U.S. Rep. Ron Kind said he thinks a new Biden administration should look at reviving the Trans-Pacific Partnership. 

“I think our withdrawal from TPP is one of the greatest strategic mistakes we’re making in the 21st century,” the La Crosse Dem and Ways and Means Committee member told a WisPolitics.com/WisBusiness.com virtual event yesterday. “I don’t think it’s going to be an out-of-the-block issue for Biden, but it’s one that we have to be considering and thinking long-term on.”

Joe Biden was the vice president at the time TPP negotiations were taking place. President Trump withdrew from the TPP during his first week in office. Just last month, China moved forward on its own trade agreement, the Regional Comprehensive Economic Partnership. The U.S. was not part of the partnership.

“Other countries now are looking to join that,” Kind said. “That is not a good position for us or even Canada or Mexico to be in, to be following China around in that Pacific rim area. We’ve got to find a way for us to become relevant, to get inside that tent again and to be offering our values and principles when it comes to trade relations in the fastest growing economic region throughout the globe.”

Sandi Siegel, president of M.E. Dey & Co., said leaving the TPP was a lost opportunity. She added that the U.S. is losing ground to China, a huge player in the economy and a digital and military competitor that has grown to be a crucial part of the supply chain.

“I think some of the strategies of the Trump administration were short-sighted,” said Siegel, who is also a co-host of the WisBusiness.com “Talking Trade” webcast. 
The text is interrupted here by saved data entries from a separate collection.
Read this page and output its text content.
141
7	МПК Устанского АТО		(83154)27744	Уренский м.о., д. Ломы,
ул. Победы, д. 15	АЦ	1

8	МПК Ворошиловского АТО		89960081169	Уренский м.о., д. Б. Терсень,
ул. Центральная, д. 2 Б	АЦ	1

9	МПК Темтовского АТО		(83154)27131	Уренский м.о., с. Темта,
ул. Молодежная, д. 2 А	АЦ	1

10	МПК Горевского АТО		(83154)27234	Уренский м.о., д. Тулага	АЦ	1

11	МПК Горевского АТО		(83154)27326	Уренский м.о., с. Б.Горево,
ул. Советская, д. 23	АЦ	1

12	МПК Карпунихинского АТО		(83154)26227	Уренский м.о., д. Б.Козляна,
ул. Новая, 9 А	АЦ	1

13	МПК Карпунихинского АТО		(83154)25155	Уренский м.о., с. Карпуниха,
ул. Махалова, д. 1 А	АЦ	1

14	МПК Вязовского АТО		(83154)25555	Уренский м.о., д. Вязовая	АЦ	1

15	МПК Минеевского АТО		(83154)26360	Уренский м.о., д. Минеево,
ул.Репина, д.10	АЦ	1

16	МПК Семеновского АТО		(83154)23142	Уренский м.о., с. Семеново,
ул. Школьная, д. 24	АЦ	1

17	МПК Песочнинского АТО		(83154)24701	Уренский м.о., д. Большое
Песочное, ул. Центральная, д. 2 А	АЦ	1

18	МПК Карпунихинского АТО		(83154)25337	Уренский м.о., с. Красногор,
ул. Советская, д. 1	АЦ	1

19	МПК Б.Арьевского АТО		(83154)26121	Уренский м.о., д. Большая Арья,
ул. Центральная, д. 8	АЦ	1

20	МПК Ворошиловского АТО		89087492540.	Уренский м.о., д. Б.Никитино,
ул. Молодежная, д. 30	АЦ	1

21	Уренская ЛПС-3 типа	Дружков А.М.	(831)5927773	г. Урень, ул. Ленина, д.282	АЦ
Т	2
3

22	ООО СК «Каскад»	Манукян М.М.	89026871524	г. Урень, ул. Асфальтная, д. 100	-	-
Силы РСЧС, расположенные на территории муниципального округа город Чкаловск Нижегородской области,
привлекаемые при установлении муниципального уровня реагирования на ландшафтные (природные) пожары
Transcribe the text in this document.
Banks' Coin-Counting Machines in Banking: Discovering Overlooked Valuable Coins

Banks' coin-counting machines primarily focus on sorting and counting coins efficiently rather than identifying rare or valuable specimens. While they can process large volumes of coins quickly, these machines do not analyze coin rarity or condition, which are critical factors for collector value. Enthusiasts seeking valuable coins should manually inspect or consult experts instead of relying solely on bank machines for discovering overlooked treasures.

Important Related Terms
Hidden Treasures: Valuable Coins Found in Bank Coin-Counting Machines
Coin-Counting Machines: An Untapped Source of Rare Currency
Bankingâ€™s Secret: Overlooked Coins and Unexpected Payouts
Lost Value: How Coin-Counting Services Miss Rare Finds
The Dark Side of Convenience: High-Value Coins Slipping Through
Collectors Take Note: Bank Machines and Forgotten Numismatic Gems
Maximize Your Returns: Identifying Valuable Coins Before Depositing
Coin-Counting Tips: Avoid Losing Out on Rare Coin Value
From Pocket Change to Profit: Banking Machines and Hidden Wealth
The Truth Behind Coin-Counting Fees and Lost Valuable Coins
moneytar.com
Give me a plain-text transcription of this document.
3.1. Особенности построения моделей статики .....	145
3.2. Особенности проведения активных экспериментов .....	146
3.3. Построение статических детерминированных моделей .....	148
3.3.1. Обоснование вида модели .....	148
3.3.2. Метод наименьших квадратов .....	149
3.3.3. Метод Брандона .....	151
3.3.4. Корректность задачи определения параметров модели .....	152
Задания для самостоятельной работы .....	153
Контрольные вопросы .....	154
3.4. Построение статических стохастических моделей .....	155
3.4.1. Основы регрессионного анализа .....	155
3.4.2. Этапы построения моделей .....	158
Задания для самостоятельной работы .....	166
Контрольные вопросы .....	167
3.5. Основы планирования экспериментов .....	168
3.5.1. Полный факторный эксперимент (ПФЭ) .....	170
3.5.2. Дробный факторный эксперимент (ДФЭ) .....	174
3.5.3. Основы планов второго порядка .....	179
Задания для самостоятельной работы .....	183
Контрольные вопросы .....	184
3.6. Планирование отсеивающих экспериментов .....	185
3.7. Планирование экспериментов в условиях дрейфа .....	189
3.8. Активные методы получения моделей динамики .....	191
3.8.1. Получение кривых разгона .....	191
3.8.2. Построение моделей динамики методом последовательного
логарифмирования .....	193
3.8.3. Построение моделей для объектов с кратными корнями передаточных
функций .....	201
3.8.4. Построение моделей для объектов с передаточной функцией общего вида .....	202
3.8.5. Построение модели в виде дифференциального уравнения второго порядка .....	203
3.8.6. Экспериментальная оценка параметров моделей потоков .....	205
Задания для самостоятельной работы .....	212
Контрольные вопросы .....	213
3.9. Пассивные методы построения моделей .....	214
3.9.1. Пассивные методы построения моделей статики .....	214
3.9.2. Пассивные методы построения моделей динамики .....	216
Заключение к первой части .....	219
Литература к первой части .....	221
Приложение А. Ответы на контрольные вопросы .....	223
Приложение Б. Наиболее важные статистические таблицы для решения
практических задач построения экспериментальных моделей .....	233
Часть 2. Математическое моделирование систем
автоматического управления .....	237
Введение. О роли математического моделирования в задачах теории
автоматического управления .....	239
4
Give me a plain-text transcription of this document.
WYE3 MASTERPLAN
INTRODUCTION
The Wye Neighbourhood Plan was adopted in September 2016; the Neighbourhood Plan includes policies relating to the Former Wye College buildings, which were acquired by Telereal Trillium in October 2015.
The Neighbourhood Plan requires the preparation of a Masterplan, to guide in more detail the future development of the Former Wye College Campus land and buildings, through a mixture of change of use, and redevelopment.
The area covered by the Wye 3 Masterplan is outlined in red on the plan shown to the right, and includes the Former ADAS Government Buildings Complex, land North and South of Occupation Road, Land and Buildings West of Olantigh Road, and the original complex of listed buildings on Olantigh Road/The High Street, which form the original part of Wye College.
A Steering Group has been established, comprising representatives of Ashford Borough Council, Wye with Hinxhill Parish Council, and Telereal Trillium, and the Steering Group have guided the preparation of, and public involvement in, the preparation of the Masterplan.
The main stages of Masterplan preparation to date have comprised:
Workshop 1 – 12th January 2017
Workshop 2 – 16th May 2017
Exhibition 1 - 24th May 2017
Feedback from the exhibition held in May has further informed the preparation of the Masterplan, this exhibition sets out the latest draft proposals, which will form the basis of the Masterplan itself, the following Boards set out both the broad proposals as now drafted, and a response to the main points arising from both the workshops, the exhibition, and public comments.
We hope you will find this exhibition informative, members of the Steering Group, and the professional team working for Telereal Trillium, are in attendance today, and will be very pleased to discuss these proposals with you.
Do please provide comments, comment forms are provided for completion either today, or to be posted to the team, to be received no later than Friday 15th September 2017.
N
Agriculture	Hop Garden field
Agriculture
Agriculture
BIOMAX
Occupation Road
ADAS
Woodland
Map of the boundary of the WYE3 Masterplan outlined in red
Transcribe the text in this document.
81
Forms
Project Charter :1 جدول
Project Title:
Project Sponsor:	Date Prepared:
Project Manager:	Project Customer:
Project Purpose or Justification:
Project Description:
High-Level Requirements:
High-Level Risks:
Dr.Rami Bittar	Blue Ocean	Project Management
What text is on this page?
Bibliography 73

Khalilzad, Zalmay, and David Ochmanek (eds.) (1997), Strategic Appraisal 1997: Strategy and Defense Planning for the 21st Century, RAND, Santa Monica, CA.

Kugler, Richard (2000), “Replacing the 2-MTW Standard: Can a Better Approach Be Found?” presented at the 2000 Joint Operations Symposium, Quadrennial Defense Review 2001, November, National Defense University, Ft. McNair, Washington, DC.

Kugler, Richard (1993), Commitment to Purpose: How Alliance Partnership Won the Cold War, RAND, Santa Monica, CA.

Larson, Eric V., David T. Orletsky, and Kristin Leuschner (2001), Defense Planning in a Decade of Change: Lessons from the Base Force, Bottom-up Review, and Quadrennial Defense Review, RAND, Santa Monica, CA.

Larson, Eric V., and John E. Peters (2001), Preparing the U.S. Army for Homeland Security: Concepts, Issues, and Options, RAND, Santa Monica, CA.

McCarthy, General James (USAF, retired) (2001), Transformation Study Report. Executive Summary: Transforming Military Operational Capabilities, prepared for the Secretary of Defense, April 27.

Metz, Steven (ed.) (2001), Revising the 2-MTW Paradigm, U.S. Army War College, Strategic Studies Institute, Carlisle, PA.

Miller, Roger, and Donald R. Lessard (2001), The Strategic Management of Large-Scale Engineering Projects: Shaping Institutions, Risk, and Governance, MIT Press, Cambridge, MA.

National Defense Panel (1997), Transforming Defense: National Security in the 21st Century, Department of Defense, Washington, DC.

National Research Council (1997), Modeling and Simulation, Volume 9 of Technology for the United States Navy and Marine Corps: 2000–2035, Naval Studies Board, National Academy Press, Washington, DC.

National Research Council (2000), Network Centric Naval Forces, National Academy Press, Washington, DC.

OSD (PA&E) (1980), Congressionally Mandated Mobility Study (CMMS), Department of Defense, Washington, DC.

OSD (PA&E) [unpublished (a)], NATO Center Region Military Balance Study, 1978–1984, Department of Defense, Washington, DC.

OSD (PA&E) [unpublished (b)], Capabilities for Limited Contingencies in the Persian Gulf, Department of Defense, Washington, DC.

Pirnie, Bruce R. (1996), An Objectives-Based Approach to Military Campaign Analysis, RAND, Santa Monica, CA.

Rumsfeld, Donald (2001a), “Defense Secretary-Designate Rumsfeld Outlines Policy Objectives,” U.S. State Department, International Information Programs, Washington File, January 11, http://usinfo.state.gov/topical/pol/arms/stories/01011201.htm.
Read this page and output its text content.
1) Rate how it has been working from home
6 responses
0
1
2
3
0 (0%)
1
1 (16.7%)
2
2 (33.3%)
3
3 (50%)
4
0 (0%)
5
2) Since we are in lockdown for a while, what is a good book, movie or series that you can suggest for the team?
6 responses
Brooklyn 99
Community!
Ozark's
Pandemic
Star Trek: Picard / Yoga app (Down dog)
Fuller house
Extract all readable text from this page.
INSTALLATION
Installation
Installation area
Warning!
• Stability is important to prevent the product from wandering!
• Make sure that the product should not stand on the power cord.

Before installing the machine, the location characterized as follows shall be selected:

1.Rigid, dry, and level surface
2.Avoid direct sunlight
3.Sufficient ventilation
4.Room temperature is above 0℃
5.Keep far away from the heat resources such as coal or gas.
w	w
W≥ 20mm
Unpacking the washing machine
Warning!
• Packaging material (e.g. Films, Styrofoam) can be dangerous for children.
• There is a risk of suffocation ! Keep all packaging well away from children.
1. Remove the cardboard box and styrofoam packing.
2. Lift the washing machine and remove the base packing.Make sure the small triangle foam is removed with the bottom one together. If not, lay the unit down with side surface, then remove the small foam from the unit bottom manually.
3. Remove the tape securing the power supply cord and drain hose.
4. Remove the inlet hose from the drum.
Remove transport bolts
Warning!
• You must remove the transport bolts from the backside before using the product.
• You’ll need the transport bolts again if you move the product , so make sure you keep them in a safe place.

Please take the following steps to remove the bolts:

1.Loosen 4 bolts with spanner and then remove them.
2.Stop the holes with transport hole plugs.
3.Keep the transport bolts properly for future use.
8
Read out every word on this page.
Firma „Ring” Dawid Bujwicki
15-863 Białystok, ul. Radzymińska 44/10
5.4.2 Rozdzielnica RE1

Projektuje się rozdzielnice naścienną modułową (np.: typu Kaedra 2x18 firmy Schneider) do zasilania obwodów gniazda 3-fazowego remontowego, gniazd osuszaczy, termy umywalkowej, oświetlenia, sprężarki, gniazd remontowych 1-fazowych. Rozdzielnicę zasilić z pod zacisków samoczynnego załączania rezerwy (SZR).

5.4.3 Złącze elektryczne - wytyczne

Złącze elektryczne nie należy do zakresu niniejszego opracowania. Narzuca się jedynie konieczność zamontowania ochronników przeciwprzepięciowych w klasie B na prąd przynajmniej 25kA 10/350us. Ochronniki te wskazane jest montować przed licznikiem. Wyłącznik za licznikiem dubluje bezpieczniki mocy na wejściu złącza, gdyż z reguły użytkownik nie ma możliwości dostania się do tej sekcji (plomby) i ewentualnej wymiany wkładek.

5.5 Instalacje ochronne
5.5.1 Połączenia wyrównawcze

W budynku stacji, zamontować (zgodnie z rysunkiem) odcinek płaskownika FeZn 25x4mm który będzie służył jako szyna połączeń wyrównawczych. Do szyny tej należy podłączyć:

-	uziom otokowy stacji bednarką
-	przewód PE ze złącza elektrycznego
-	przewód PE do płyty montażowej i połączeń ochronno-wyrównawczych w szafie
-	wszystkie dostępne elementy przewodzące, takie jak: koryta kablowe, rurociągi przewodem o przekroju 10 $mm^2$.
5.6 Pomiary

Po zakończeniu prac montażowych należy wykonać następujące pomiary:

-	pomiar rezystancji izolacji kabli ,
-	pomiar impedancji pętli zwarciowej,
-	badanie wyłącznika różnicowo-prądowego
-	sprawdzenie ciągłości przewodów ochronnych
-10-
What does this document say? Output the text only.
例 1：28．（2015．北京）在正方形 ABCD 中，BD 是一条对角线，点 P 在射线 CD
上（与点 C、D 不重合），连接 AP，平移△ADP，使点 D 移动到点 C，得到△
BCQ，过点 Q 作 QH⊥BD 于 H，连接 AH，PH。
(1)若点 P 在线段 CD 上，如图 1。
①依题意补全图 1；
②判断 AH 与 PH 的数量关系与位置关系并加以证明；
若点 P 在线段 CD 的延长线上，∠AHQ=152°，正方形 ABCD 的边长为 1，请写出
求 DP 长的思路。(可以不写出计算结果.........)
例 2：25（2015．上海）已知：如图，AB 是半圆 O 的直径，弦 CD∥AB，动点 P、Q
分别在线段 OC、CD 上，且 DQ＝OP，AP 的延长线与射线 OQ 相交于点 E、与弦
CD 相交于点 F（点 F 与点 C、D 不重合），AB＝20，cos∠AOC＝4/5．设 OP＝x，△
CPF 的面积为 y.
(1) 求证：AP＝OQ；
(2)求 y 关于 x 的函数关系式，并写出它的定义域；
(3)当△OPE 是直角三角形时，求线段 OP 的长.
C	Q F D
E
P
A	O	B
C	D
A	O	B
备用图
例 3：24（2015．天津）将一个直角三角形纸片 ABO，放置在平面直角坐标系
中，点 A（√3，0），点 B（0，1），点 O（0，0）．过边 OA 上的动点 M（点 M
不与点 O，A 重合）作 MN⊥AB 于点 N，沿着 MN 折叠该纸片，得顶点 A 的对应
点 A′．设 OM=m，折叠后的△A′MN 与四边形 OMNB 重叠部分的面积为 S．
The Section 301 tariffs on steel aimed at pushing people to buy domestically “just wasn’t realistic, certainly not in the short-term,” she said, adding that people couldn’t just move their supply chain overnight. Siegel expects the Biden administration to focus on supporting U.S. manufacturers by investing here “for the long-term.”

Neal Kemmet, CEO of Ace Ethanol in Stanley, said he looks to the Biden administration to pursue trade agreements that expand market access not only for raw products, such as corn and soybeans, but for finished products, such as ethanol and distillers grains.

“We’ve got a great product, but we’re not allowed to compete. So that’s not the fault of the industry; that’s something that needs to be worked out between the U.S. government and the China government,” he said. “We don’t have a chance for fair and free trade in China the way things are going right now, so hopefully it changes with the Biden administration.”

Canada, the current trade partner with the U.S. in the USMCA agreement sometimes called the “new NAFTA,” does more trade with the U.S. than China, Japan and the U.K. combined, according to Wayne Robson, acting consul general at the Canadian Consulate in Chicago.

“We certainly would welcome the United States coming back into the TPP discussion,” he said. “It does provide an opportunity when you do these kinds of negotiations with other countries on a regional or multilateral basis to have a discussion about other things that help with global security or global understanding of norms and regulations, and it’s a good entree there with both environment and labor.” 

The Trump administration filed a dairy-trade complaint against Canada — the first enforcement action under USMCA. Then, Canada would have a 15-day period to start consultations. Robson, who said Canada believes it’s fully in compliance, said the process of efficient dialogue is all part of a mature trading relationship.

Kind, who had been on the phone yesterday with U.S. Trade Representative Bob Lighthizer in regard to the complaint, said the point of the agreement is to address trade irritance. He added that the complaint and following consultation process is viewed as significant progress in the new trade agreement and USTR is paying close attention to the implementation of it.

“We’re sensitive of the fact that Canada has a different dairy market than we have in the United States, it’s a supply management type of system, and so they’re trying to protect that against the excess of imports coming in,” he said. “Hopefully… we’ll be able to resolve this before more extraordinary remedies have to be taken on the dairy front.”

Both Kemmet and Seigel said the transition to the USMCA was seamless for the agriculture and manufacturing sectors, adding they had heard overall positive feedback.

Kemmet said the only long-term solution for fair and free trade is through negotiating multilateral trade treaties, such as the TPP and USMCA, so that industries are not penalized by another country’s government.

But tariffs can be used as a tool to protect free and fair trade, Robson said. 

“One of the things that’s been suggested — that this new administration might do differently — is specific tariffs,” Seigel said. She explained that narrowing a tariff to particular commodities or even down to specific suppliers as opposed to a “broad brush” like the Section 301 tariffs on China is a “more realistic approach” to level the playing field and protect U.S. industries.